[Libav-user] Seeking, timestamps, AVFrame, AVStream
Robert Krüger
krueger at lesspain.de
Wed Sep 18 09:11:35 CEST 2013
On Tue, Sep 17, 2013 at 9:36 PM, James Board <jpboard2 at yahoo.com> wrote:
>>>Okay, that's helpful. But then how and where and by what program is
>>>timebase calculated? Do the ffmpeg tools calculate it? I don't see
>>>how they can. They'd have to look at every frame in the video and
>>>that could take a very long time.
>>
>>You should know that video formats reserve some space for metadata. And a
>> portion is dedicated to describe track properties like >VBR/CBR, total time
>> length and so on.
>>FFmpeg relies on those metadata to initiate everything but then can
>> recompute some on the fly, some other tools allows to actually >calculate
>> those track metrics directly from track content, it's safer but slower of
>> course.
>
> Let's say my input file is 500 GB and was generated by my capture card.
> Robert
> said the timebase member in ffmpeg structs hold the maximum granularity of
> all the timestamps.
> I'm wondering how that can be true. It would take a very long time for
> ffmpeg to read
> 500 GB of data to figure out the maximum granularity of all timestamps, and
> that would
> definitely be noticeable. Something else must happen.

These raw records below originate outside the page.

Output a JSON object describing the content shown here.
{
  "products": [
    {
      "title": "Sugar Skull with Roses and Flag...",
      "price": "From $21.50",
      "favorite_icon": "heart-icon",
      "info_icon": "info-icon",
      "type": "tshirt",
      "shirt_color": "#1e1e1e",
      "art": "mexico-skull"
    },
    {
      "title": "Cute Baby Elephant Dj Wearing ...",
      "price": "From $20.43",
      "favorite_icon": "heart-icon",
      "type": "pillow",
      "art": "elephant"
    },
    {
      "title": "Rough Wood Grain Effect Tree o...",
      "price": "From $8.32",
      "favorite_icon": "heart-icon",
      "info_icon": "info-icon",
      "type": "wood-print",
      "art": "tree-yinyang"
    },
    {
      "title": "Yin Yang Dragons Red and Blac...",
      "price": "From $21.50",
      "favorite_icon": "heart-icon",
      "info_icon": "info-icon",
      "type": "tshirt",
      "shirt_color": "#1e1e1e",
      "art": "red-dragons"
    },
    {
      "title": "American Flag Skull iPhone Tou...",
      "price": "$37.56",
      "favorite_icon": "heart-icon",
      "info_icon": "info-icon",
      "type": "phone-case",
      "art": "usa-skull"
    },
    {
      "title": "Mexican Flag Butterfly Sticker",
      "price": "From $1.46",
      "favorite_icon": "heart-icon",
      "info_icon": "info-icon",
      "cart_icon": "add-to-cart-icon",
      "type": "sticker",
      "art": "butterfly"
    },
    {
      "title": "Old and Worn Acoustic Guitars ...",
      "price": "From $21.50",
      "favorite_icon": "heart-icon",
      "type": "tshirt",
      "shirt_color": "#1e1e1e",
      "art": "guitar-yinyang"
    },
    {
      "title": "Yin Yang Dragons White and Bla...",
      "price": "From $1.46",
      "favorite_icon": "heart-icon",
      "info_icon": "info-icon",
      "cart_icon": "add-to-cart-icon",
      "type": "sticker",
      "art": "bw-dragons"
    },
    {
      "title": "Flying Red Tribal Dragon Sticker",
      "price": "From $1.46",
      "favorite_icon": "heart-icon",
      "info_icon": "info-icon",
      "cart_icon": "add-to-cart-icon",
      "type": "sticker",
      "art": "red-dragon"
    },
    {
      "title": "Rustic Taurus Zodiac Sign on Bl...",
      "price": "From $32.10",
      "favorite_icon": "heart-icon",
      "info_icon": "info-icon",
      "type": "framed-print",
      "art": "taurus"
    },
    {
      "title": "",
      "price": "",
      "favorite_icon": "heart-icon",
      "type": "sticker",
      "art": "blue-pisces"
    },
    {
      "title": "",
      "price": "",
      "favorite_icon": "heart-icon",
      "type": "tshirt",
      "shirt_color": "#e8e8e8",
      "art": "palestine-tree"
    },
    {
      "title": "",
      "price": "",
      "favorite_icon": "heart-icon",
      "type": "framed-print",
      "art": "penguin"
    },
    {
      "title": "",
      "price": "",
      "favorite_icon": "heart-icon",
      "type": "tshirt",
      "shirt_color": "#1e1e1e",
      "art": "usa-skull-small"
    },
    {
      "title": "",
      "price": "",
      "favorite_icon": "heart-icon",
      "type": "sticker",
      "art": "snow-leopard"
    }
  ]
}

To determine the timebase not all frames have to be read but for all
formats I have worked with so far, it is either in container or
bitstream metadata or defined by a standard.
Again, I recommend reading (there is so much material available via
Wikipedia or sources like wiki.multimedia.cx or others) over naive
guessing via observation (some is OK but without reading IMHO this
will be a slow learning curve).
I hope my comments have helped you somewhat. Over and out.